As you might expect, communicating with friends and family is a major motivation for game play, with friends acting as a quality control for new experiences based on trust and shared taste. We found that 64 percent of gamers surveyed play via a social network site at least three times a week, and one quarter play several times a day. Nearly 29 percent stated that they played with close friends, compared to only 16.7 percent who play with strangers – a ringing endorsement for sociability.

So what is it about certain games that makes them social? What dynamics are most effective at driving engagement? We found that even those casual games that have achieved huge popularity through social networking sites often lack truly social elements. The Pictionary-style game Draw Something reached 35 million downloads in its first six weeks, yet lacked basic social chat features until it was acquired by Zynga in March. In comparison, the successful MMORPG Order & Chaos supports simultaneous play for thousands of gamers, and has also inspired fans to create their own how-to quest videos and community sites outside the game.

When it comes to rich social features, there is much to learn from traditional immersive game communities. These games are often synchronous, engaging players in real-time interactions. World of Warcraft gamers typically form close connections with others in their ‘guild’ through voice chat, often meeting in person eventually. Real-time communication allows players to talk, create, and collaborate more meaningfully than through crude mechanisms such as notifications or leaderboards. Of course, the best type of chat – video, text, or voice – is context dependent. Video chat might be great for poker with strangers, but a World of Warcraft player may not want to be seen in their pajamas.

Virtual goods are another important part of the social toolkit; their success popularized by games like Farmville.

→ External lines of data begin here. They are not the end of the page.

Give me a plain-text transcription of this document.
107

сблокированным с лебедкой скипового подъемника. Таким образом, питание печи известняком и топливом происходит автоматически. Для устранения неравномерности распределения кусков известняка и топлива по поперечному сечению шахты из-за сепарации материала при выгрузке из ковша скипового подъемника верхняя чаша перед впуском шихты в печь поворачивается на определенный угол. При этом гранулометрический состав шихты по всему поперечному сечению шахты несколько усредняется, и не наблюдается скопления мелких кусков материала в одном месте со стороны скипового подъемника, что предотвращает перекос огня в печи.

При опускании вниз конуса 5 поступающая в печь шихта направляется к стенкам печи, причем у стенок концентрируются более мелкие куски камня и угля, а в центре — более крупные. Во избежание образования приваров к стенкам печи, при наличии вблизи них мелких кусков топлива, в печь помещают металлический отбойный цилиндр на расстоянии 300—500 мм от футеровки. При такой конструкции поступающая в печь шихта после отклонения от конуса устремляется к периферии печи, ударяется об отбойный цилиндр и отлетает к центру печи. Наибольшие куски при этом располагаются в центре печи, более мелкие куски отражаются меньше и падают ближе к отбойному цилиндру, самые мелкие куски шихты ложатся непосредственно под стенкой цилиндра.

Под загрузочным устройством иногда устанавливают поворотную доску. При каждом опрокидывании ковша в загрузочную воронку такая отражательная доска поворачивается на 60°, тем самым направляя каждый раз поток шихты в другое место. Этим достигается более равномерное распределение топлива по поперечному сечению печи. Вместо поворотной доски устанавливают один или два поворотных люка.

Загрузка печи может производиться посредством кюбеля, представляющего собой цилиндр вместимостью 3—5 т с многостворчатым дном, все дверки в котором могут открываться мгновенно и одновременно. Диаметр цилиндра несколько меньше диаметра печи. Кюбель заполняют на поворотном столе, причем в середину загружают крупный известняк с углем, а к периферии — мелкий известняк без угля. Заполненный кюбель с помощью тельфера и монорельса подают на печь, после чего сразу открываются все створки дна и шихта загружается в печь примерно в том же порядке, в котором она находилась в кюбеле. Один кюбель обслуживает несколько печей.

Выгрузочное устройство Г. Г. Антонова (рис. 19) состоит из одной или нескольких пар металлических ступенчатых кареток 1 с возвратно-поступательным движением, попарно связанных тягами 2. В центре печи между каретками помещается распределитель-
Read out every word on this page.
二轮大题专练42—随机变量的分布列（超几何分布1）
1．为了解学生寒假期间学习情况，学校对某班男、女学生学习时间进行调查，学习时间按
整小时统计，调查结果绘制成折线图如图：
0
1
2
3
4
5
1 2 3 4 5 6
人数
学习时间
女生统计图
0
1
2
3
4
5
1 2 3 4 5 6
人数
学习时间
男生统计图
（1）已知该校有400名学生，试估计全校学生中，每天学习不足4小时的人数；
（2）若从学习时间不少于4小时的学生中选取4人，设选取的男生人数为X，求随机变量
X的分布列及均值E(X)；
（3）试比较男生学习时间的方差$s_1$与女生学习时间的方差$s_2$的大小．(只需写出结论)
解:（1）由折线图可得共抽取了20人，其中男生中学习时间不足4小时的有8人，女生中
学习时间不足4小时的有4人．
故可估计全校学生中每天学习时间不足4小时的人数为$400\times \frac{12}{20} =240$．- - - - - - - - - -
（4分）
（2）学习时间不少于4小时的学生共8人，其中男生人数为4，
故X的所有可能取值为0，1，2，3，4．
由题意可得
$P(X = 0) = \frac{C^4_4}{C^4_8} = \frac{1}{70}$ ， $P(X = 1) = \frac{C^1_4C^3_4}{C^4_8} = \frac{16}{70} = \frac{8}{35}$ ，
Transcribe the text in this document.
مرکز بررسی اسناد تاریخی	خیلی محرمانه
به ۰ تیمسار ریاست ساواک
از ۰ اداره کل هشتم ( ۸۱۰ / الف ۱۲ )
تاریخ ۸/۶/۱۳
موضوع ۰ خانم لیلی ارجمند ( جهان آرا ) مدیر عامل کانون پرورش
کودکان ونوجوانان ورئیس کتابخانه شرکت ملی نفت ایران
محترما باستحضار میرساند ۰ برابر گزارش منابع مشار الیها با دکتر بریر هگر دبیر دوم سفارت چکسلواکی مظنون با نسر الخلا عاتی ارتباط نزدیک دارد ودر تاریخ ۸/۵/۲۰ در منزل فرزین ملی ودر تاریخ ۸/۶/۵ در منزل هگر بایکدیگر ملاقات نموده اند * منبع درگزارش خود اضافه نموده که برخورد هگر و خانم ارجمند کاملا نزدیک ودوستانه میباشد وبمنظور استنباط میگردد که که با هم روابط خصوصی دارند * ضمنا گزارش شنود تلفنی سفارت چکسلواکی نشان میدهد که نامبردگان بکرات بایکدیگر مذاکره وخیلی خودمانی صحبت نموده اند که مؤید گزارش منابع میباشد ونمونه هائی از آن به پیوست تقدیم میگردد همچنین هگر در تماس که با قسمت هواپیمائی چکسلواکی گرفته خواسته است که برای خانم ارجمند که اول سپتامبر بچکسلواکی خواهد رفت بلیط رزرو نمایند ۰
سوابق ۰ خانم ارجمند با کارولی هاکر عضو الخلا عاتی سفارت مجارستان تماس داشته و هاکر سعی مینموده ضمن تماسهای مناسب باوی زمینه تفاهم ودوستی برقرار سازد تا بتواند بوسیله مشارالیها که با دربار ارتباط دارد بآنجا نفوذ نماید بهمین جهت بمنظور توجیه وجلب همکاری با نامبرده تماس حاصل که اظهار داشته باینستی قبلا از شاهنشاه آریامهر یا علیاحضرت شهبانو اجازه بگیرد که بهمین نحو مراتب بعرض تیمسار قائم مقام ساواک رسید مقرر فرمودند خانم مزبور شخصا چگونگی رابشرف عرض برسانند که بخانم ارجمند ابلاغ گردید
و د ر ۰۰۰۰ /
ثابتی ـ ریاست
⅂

They allow players to express their personality, and we know from previous research that even indirect communication through the giving of virtual gifts is seen by players as a way of enhancing their relationships. This simple activity entangles the player in what has been described as ‘a web of social obligations’ – a tangible representation of effort and magnanimity that demands a response.

Similarly, we found a backlash against the ‘noisy’ notifications that provide a constant drip of activity and promotion designed to lure a player back to the game. One player told us that Social Sims gushes with notifications about friends baking pies, riding bikes, or mowing grass – when the most important updates about levelling up would have been enough.

On social networking sites, games serve the same purpose they do at, say, a birthday party or family gathering – they’re something to do with other people, an excuse to connect and have fun.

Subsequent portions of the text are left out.